Du bist medizinische/r Fachangestellte/r und suchst nach einer neuen beruflichen Herausforderung? Dann ist vielleicht die Weiterbildung zur Versorgungsassistentin in der Hausarztpraxis (VERAH) eine interessante Möglichkeit für deinen weiteren Karriereweg.
Diese Fortbildung wurde vom Institut für hausärztliche Fortbildung (Deutscher Hausärzteverband) zusammen mit dem Verband medizinischer Fachberufe konzipiert.
Das Ziel der Fortbildung zur Versorgungsassistentin ist es, dass die Absolventen und Absolventinnen den Hausarzt bzw. die Hausärztin bei nichtärztlichen Aufgaben entlasten und neben der Arbeit in der Praxis auch bei Hausbesuchen eingesetzt werden können.
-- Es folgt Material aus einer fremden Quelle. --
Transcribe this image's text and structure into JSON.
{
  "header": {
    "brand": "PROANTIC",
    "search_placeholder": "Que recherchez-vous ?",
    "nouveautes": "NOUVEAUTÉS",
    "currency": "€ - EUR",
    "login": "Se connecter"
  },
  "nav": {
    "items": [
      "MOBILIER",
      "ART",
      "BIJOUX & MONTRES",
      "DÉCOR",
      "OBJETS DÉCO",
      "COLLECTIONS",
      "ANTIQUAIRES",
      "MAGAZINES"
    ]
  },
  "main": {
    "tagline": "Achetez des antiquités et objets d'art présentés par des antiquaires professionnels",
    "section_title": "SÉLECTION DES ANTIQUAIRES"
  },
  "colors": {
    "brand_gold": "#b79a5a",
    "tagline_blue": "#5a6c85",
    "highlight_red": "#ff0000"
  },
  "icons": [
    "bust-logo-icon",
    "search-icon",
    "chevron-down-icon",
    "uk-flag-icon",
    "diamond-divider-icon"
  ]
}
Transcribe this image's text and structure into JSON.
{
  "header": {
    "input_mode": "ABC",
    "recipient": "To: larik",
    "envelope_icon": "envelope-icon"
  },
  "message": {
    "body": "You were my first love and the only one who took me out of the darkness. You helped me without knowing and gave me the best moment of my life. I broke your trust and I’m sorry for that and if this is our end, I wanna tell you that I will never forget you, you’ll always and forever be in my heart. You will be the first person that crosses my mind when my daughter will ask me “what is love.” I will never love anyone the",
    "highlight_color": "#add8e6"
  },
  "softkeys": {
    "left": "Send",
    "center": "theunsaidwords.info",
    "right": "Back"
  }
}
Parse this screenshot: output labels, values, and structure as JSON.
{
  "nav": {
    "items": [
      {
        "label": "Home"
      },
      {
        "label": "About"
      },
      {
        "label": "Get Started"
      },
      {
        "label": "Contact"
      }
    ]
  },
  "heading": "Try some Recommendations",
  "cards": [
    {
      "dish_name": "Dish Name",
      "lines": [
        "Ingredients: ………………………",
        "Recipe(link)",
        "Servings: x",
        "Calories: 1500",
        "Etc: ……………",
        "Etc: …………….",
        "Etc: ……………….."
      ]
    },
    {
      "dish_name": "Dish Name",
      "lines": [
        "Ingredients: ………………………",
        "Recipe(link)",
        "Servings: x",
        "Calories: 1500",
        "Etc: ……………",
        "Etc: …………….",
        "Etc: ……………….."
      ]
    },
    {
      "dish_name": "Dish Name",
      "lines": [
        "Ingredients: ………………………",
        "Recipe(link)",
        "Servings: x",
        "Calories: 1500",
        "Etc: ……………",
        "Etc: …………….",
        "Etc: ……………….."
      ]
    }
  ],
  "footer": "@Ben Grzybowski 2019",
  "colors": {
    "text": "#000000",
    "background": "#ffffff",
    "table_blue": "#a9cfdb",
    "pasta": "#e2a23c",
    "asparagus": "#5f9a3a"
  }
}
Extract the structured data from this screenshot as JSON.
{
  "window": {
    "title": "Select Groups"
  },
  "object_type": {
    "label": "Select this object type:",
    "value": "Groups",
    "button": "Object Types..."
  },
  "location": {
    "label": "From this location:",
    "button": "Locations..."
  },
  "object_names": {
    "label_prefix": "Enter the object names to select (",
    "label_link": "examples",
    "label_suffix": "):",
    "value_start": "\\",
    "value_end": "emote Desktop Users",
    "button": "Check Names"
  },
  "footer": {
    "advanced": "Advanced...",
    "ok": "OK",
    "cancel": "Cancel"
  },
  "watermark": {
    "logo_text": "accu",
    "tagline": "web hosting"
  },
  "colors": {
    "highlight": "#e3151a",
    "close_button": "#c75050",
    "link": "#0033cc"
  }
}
So soll die hausärztliche Versorgung optimiert und gestärkt werden, beispielsweise durch standardisierte Techniken und Methoden im Hinblick auf die Versorgung sowie das Fallmanagement der Patientinnen und Patienten.
Zu deinen Aufgaben gehören beispielsweise die Beurteilung, Dokumentation und Behandlung von chronischen Wunden nach Abstimmung mit dem ärztlichen Personal, die Durchführung delegierter Hausbesuche sowie die Unterstützung des Arztes bzw. der Ärztin bei Diagnose-, Präventions- und Therapiemaßnahmen.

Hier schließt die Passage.